Melanie Visits OC and Talks On Woodstock, Love, and Finding Peace

Beautiful, young Melanie
Melanie's voice is soft and raspy at the same time. If you didn't know who you were talking to, you'd have no idea that she played alongside legends at Woodstock and toured around the world. She's immediately kind and humble in her expressions. "I sense that something has got to give, I sense that people are becoming more aware...I'm just very hopeful for humanity," she says. It carries through her stories no matter if she's talking about the music industry, touring, songwriting, or about her beloved, late husband, Peter.

The New York singer--born Melanie Anne Safka--became famous for her songs "Brand New Key," and "Look What They've Done to My Song, Ma." She performed for over 500,000 concertgoers at Woodstock in her early 20s. But well after the 60s faded, she continued to write and tour, and would you believe, with the rising of hipsters, she's gained a whole new following.

Melanie will wrap up her tour with Romancing the West, an on-stage documentary about Western music, very shortly, and while the show is running in Orange County she was lovely enough to speak with the Weekly. We're not worthy!

OC Weekly How would you describe Romancing the West?

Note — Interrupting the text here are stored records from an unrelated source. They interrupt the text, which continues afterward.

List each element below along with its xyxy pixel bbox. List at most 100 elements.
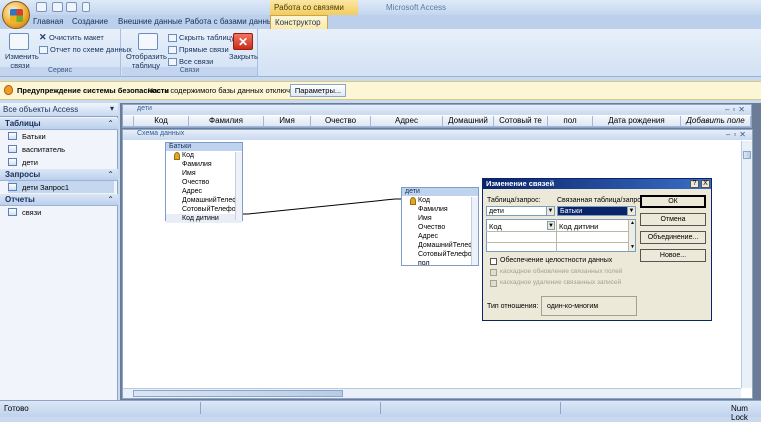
- field-item[interactable]: Адрес: [402, 232, 478, 241]
- add-field-header[interactable]: Добавить поле: [681, 116, 751, 127]
- field-item[interactable]: Имя: [402, 214, 478, 223]
- field-item[interactable]: Код: [402, 196, 478, 205]
- column-header[interactable]: пол: [548, 116, 593, 127]
- column-header[interactable]: Код: [134, 116, 189, 127]
- nav-section-queries[interactable]: Запросы ⌃: [0, 169, 118, 181]
- tab-home[interactable]: Главная: [29, 15, 67, 29]
- edit-links-button[interactable]: Изменить связи: [5, 52, 39, 70]
- dialog-title[interactable]: Изменение связей: [483, 179, 711, 189]
- hide-table-button[interactable]: Скрыть таблицу: [168, 33, 235, 43]
- show-table-button[interactable]: Отобразить таблицу: [126, 52, 167, 70]
- qat-dropdown-icon[interactable]: [82, 2, 90, 12]
- security-options-button[interactable]: Параметры...: [290, 84, 346, 97]
- join-type-button[interactable]: Объединение...: [640, 231, 706, 244]
- save-icon[interactable]: [36, 2, 47, 12]
- field-item[interactable]: Фамилия: [166, 160, 242, 169]
- clear-layout-button[interactable]: ✕ Очистить макет: [39, 33, 104, 42]
- nav-item-deti-query[interactable]: дети Запрос1: [8, 181, 114, 193]
- field-item[interactable]: Код: [166, 151, 242, 160]
- scroll-thumb[interactable]: [133, 390, 343, 397]
- help-button[interactable]: ?: [690, 180, 699, 188]
- tab-create[interactable]: Создание: [68, 15, 112, 29]
- cascade-delete-checkbox[interactable]: [490, 280, 497, 287]
- table-box-title[interactable]: Батьки: [166, 143, 242, 151]
- column-header[interactable]: Дата рождения: [593, 116, 681, 127]
- ok-button[interactable]: ОК: [640, 195, 706, 208]
- table-box-deti[interactable]: дети Код Фамилия Имя Очество Адрес Домаш…: [401, 187, 479, 268]
- scroll-thumb[interactable]: [743, 151, 751, 159]
- nav-section-tables[interactable]: Таблицы ⌃: [0, 118, 118, 130]
- datasheet-window-title[interactable]: дети –▫✕: [123, 105, 751, 115]
- dropdown-arrow-icon[interactable]: ▼: [547, 221, 555, 230]
- column-header[interactable]: Адрес: [371, 116, 443, 127]
- column-header[interactable]: Домашний: [443, 116, 494, 127]
- integrity-checkbox[interactable]: [490, 258, 497, 265]
- office-button[interactable]: [2, 1, 30, 29]
- query-icon: [8, 183, 17, 191]
- nav-item-deti[interactable]: дети: [8, 156, 114, 168]
- redo-icon[interactable]: [66, 2, 77, 12]
- window-controls-icon[interactable]: –▫✕: [726, 130, 749, 139]
- tab-database-tools[interactable]: Работа с базами данных: [181, 15, 281, 29]
- table-box-scrollbar[interactable]: [235, 152, 242, 220]
- table-icon: [8, 132, 17, 140]
- edit-links-icon[interactable]: [9, 33, 29, 50]
- tab-design[interactable]: Конструктор: [270, 15, 328, 29]
- dropdown-arrow-icon[interactable]: ▼: [627, 207, 635, 215]
- dropdown-arrow-icon[interactable]: ▼: [546, 207, 554, 215]
- undo-icon[interactable]: [52, 2, 63, 12]
- field-item[interactable]: Очество: [166, 178, 242, 187]
- clear-x-icon: ✕: [39, 32, 47, 43]
- cancel-button[interactable]: Отмена: [640, 213, 706, 226]
- table-box-batki[interactable]: Батьки Код Фамилия Имя Очество Адрес Дом…: [165, 142, 243, 223]
- column-header[interactable]: Сотовый те: [494, 116, 548, 127]
- show-table-icon[interactable]: [138, 33, 158, 50]
- table-box-scrollbar[interactable]: [471, 197, 478, 265]
- create-new-button[interactable]: Новое...: [640, 249, 706, 262]
- scroll-up-icon[interactable]: ▲: [629, 220, 636, 227]
- fields-grid-scrollbar[interactable]: ▲ ▼: [628, 220, 635, 251]
- field-item[interactable]: Имя: [166, 169, 242, 178]
- field-item[interactable]: ДомашнийТелефо: [166, 196, 242, 205]
- schema-vertical-scrollbar[interactable]: [741, 141, 752, 388]
- nav-item-batki[interactable]: Батьки: [8, 130, 114, 142]
- nav-header[interactable]: Все объекты Access ▾: [0, 103, 118, 117]
- field-item[interactable]: СотовыйТелефон: [166, 205, 242, 214]
- nav-chevron-icon[interactable]: ▾: [110, 104, 114, 113]
- field-item[interactable]: пол: [402, 259, 478, 268]
- select-all-cell[interactable]: [123, 116, 134, 127]
- schema-window-title[interactable]: Схема данных –▫✕: [123, 130, 752, 140]
- field-item[interactable]: Очество: [402, 223, 478, 232]
- all-links-button[interactable]: Все связи: [168, 57, 213, 67]
- close-relations-icon[interactable]: ✕: [233, 33, 253, 50]
- field-item[interactable]: СотовыйТелефон: [402, 250, 478, 259]
- scroll-down-icon[interactable]: ▼: [629, 244, 636, 251]
- field-item[interactable]: Фамилия: [402, 205, 478, 214]
- close-relations-button[interactable]: Закрыть: [229, 52, 258, 61]
- cascade-update-checkbox[interactable]: [490, 269, 497, 276]
- column-header[interactable]: Фамилия: [189, 116, 264, 127]
- field-left-value[interactable]: Код: [489, 222, 502, 231]
- nav-item-svyazi[interactable]: связи: [8, 206, 114, 218]
- report-button[interactable]: Отчет по схеме данных: [39, 45, 132, 55]
- schema-horizontal-scrollbar[interactable]: [123, 388, 741, 398]
- window-controls-icon[interactable]: –▫✕: [725, 105, 748, 114]
- office-logo-icon: [10, 9, 23, 22]
- related-table-select[interactable]: Батьки ▼: [557, 206, 636, 216]
- field-item[interactable]: ДомашнийТелеф: [402, 241, 478, 250]
- relation-line[interactable]: [243, 195, 401, 219]
- table-box-title[interactable]: дети: [402, 188, 478, 196]
- column-header[interactable]: Имя: [264, 116, 311, 127]
- relation-type-value: один-ко-многим: [547, 303, 599, 310]
- field-item[interactable]: Адрес: [166, 187, 242, 196]
- column-header[interactable]: Очество: [311, 116, 371, 127]
- show-table-label-2: таблицу: [131, 61, 161, 70]
- dialog-close-button[interactable]: X: [701, 180, 710, 188]
- table-select[interactable]: дети ▼: [486, 206, 555, 216]
- nav-section-reports[interactable]: Отчеты ⌃: [0, 194, 118, 206]
- field-right-value[interactable]: Код дитини: [559, 222, 598, 231]
- direct-links-button[interactable]: Прямые связи: [168, 45, 229, 55]
- nav-item-vaspitatel[interactable]: васпитатель: [8, 143, 114, 155]
- tab-external-data[interactable]: Внешние данные: [114, 15, 186, 29]
- field-item[interactable]: Код дитини: [166, 214, 242, 223]
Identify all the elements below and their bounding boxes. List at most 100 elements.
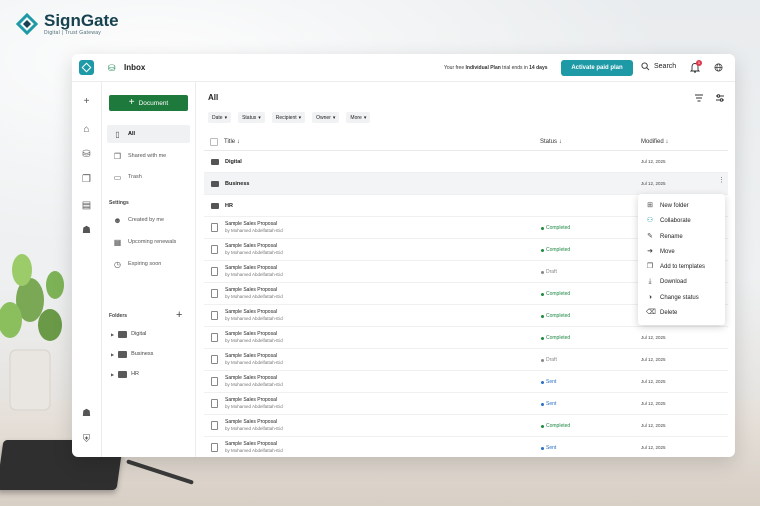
- sidebar-item-label: Created by me: [128, 217, 165, 223]
- row-modified: Jul 12, 2025: [641, 401, 666, 406]
- filter-settings-icon[interactable]: [715, 93, 725, 103]
- page-title: Inbox: [124, 63, 146, 72]
- sidebar: + Document ▯ All ❐ Shared with me ▭ Tras…: [102, 82, 196, 457]
- filter-date[interactable]: Date ▾: [208, 112, 232, 123]
- folder-icon: [211, 203, 219, 209]
- status-label: Draft: [546, 269, 557, 275]
- new-document-label: Document: [138, 99, 169, 107]
- left-rail: + ⌂ ⛁ ❐ ▤ ☗ ☗ ⛨: [72, 82, 102, 457]
- sidebar-item-created-by-me[interactable]: ☻ Created by me: [107, 211, 190, 229]
- sidebar-folder-digital[interactable]: ▶ Digital: [111, 328, 146, 340]
- sidebar-folder-business[interactable]: ▶ Business: [111, 348, 153, 360]
- plus-icon[interactable]: +: [81, 96, 92, 107]
- inbox-icon: ⛁: [108, 63, 116, 73]
- menu-item-download[interactable]: ⤓ Download: [646, 276, 686, 288]
- status-badge: Draft: [541, 269, 557, 275]
- app-logo-icon[interactable]: [79, 60, 94, 75]
- status-label: Sent: [546, 445, 557, 451]
- table-row[interactable]: Sample Sales Proposal by Mohamed Abdelfat…: [204, 437, 728, 457]
- app-window: ⛁ Inbox Your free Individual Plan trial …: [72, 54, 735, 457]
- menu-item-change-status[interactable]: ◑ Change status: [646, 292, 699, 304]
- folder-label: HR: [131, 371, 140, 377]
- document-icon: [211, 223, 218, 232]
- status-label: Draft: [546, 357, 557, 363]
- user-icon: ☻: [113, 215, 122, 225]
- sidebar-item-upcoming-renewals[interactable]: ▦ Upcoming renewals: [107, 233, 190, 251]
- status-dot-icon: [541, 336, 544, 340]
- filter-recipient[interactable]: Recipient ▾: [271, 112, 306, 123]
- sidebar-item-expiring-soon[interactable]: ◷ Expiring soon: [107, 255, 190, 273]
- activate-paid-plan-button[interactable]: Activate paid plan: [561, 60, 633, 76]
- sidebar-item-trash[interactable]: ▭ Trash: [107, 168, 190, 186]
- document-icon: ▯: [115, 129, 120, 139]
- trash-icon: ⌫: [646, 309, 656, 316]
- row-title: Business: [225, 181, 250, 187]
- column-modified[interactable]: Modified ↓: [641, 139, 668, 145]
- sort-down-icon: ↓: [236, 139, 240, 145]
- templates-icon[interactable]: ▤: [81, 200, 92, 211]
- settings-section-label: Settings: [109, 200, 129, 206]
- clock-icon: ◷: [114, 259, 121, 269]
- search-button[interactable]: Search: [641, 62, 676, 71]
- table-row[interactable]: Sample Sales Proposal by Mohamed Abdelfat…: [204, 349, 728, 371]
- filter-owner[interactable]: Owner ▾: [312, 112, 340, 123]
- table-row[interactable]: Sample Sales Proposal by Mohamed Abdelfat…: [204, 415, 728, 437]
- plus-icon: +: [128, 97, 135, 108]
- row-title: Sample Sales Proposal: [225, 419, 277, 425]
- team-icon[interactable]: ☗: [81, 408, 92, 419]
- globe-icon[interactable]: [714, 63, 723, 72]
- document-icon: [211, 333, 218, 342]
- sidebar-item-shared[interactable]: ❐ Shared with me: [107, 147, 190, 165]
- filter-label: More: [350, 114, 362, 121]
- status-label: Completed: [546, 291, 571, 297]
- menu-item-label: Add to templates: [660, 264, 706, 270]
- status-label: Completed: [546, 313, 571, 319]
- menu-item-label: New folder: [660, 203, 689, 209]
- template-icon: ❐: [646, 263, 654, 270]
- new-document-button[interactable]: + Document: [109, 95, 188, 111]
- status-badge: Completed: [541, 225, 570, 231]
- status-label: Completed: [546, 423, 571, 429]
- row-title: Sample Sales Proposal: [225, 397, 277, 403]
- table-row[interactable]: Business Jul 12, 2025 ⋮: [204, 173, 728, 195]
- menu-item-delete[interactable]: ⌫ Delete: [646, 307, 677, 319]
- inbox-rail-icon[interactable]: ⛁: [81, 149, 92, 160]
- rename-icon: ✎: [647, 233, 653, 240]
- document-icon: [211, 377, 218, 386]
- home-icon[interactable]: ⌂: [81, 124, 92, 135]
- sort-icon[interactable]: [694, 93, 704, 103]
- column-title[interactable]: Title ↓: [224, 139, 240, 145]
- filter-more[interactable]: More ▾: [346, 112, 371, 123]
- table-row[interactable]: Sample Sales Proposal by Mohamed Abdelfat…: [204, 371, 728, 393]
- status-badge: Completed: [541, 423, 570, 429]
- caret-down-icon: ▾: [224, 114, 228, 121]
- table-row[interactable]: Sample Sales Proposal by Mohamed Abdelfat…: [204, 327, 728, 349]
- folder-icon: [211, 159, 219, 165]
- caret-down-icon: ▾: [332, 114, 336, 121]
- menu-item-move[interactable]: ➜ Move: [646, 246, 675, 258]
- select-all-checkbox[interactable]: [210, 138, 218, 146]
- menu-item-new-folder[interactable]: ⊞ New folder: [646, 200, 689, 212]
- column-status[interactable]: Status ↓: [540, 139, 562, 145]
- table-row[interactable]: Digital Jul 12, 2025: [204, 151, 728, 173]
- folder-label: Business: [131, 351, 154, 357]
- shield-icon[interactable]: ⛨: [81, 434, 92, 445]
- document-icon: [211, 355, 218, 364]
- menu-item-collaborate[interactable]: ⚇ Collaborate: [646, 215, 691, 227]
- table-row[interactable]: Sample Sales Proposal by Mohamed Abdelfat…: [204, 393, 728, 415]
- brand-logo: SignGate Digital | Trust Gateway: [16, 12, 119, 36]
- menu-item-add-to-templates[interactable]: ❐ Add to templates: [646, 261, 705, 273]
- row-owner: by Mohamed Abdelfattah-Eid: [225, 360, 283, 365]
- sidebar-item-label: Trash: [128, 174, 142, 180]
- filter-status[interactable]: Status ▾: [238, 112, 265, 123]
- more-vertical-icon[interactable]: ⋮: [718, 177, 725, 184]
- folder-icon: [118, 350, 128, 358]
- menu-item-rename[interactable]: ✎ Rename: [646, 231, 683, 243]
- sidebar-item-all[interactable]: ▯ All: [107, 125, 190, 143]
- documents-icon[interactable]: ❐: [81, 174, 92, 185]
- sidebar-folder-hr[interactable]: ▶ HR: [111, 368, 139, 380]
- status-dot-icon: [541, 402, 544, 406]
- document-icon: [211, 311, 218, 320]
- add-folder-icon[interactable]: +: [176, 310, 182, 321]
- contacts-icon[interactable]: ☗: [81, 225, 92, 236]
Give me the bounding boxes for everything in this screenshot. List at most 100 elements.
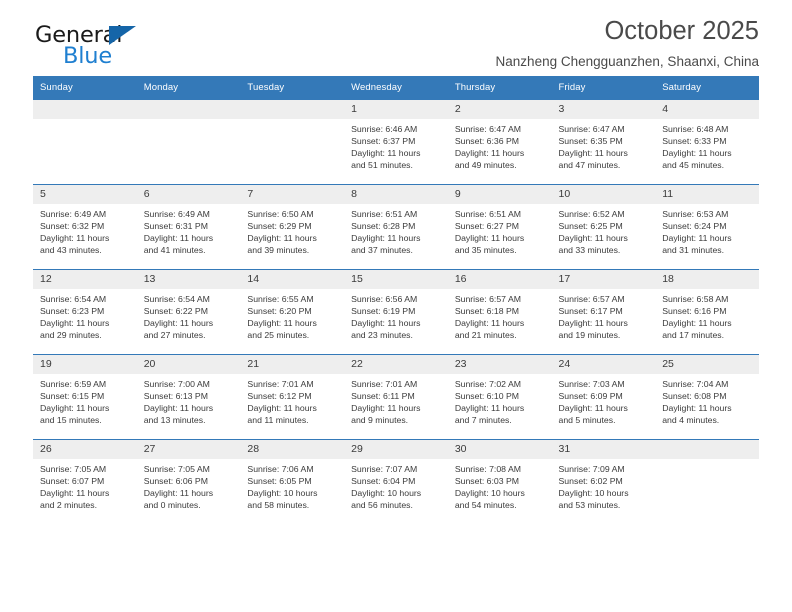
calendar-day-cell[interactable]: 13 Sunrise: 6:54 AM Sunset: 6:22 PM Dayligh… [136,269,241,355]
sunrise-time: Sunrise: 6:54 AM [143,294,210,304]
sunset-time: Sunset: 6:32 PM [40,220,105,231]
calendar-day-cell[interactable]: 11 Sunrise: 6:53 AM Sunset: 6:24 PM Dayligh… [655,184,759,270]
sunrise-time: Sunrise: 6:46 AM [351,124,418,134]
calendar-day-cell[interactable]: 12 Sunrise: 6:54 AM Sunset: 6:23 PM Dayligh… [33,269,137,355]
sunrise-time: Sunrise: 7:05 AM [40,464,107,474]
calendar-day-cell[interactable]: 4 Sunrise: 6:48 AM Sunset: 6:33 PM Daylight… [655,99,759,185]
day-number: 17 [551,270,656,289]
day-number: 14 [240,270,345,289]
daylight-duration-line1: Daylight: 11 hours [247,317,317,328]
calendar-day-cell[interactable]: 29 Sunrise: 7:07 AM Sunset: 6:04 PM Dayligh… [344,439,448,524]
calendar-day-cell[interactable]: 21 Sunrise: 7:01 AM Sunset: 6:12 PM Dayligh… [240,354,345,440]
calendar-day-cell[interactable]: 5 Sunrise: 6:49 AM Sunset: 6:32 PM Daylight… [33,184,137,270]
calendar-day-cell[interactable]: 23 Sunrise: 7:02 AM Sunset: 6:10 PM Dayligh… [447,354,552,440]
daylight-duration-line1: Daylight: 11 hours [662,317,732,328]
day-number: 24 [551,355,656,374]
day-number: 23 [447,355,552,374]
calendar-day-cell[interactable]: 10 Sunrise: 6:52 AM Sunset: 6:25 PM Dayligh… [551,184,656,270]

Melanie (Laughs) That's an interesting question. I would have to say it's been evolving and changing as we go along. I think it's still in its preview's a real eclectic mix of things. I mean I started out singing a completely different assortment of songs than I sing now. I'm doing "Brand New Key" and a new song, "Angel Watching." I think I sort of represent the Pagan aspect of spirituality in the show. I mean it's a documentary and there are musical styles that go along with visual representations on a screen. I've never heard of anything like it before and that's what got me interested. I just gave it a leap of faith.

How is touring with Romancing the West different than touring as a band?

Oh my God, it's entirely different! I don't have any kind of set; I'm just out on the stage here and there. I normally perform a 90-minute set. Once this tour is over I'm going back to New York and will play all of the favorites and then a bunch of songs, totally new songs off my album, Ever Since You Never Heard of Me.


Do you like that title?

I do like that title! Where did that come from?

I think it came from the pockets I'm in. In some places I'm Queen Melanie, and then in other places no one knows who I am. So, it's addressing that. I'm gonna be putting it out pretty soon. Right now, I just finished a musical that I wrote called "Melanie and The Record Man." My husband passed away two years ago and he was my producer from the very first record. We got married, 45 years together, three children. So, you know, we're dealing with that. And to get myself through the grieving, I just started writing our life together and I just realized how crazy our life was. Totally insane. I met him when I was 18, we had hits, and we went through the historic phases of the Vietnam War, protests and pro-peace demonstrations. I've always found myself more pro-peace than anti-war...So, I wrote this musical with all of that in mind.

You seem to experiment with more outlets than a lot of other musicians. Where do you think you got this from?

I think when I started out I was so young and all I wanted was to be authentic. That's what I thought the 60s were about, being your authentic self. I didn't want someone writing for me - that's why Peter ended up being my manager. I was really quiet when I first started out, just vulnerable. That's probably why I still have a following of any kind. They know that it honors musical expression.

What kind of kid were you growing up?

A natural introvert. I've always been that way to the point where I was painfully shy. I learned how to deal with the world, and you have to be with people especially when you're a performer. But my husband was the ultimate extrovert. We were complete opposites. He was the dynamic one, and people would always guess that he was the famous person. (Laughs) But as a kid, I was the oddball...I felt I was taken wrong most of the time, and I just wanted to disappear.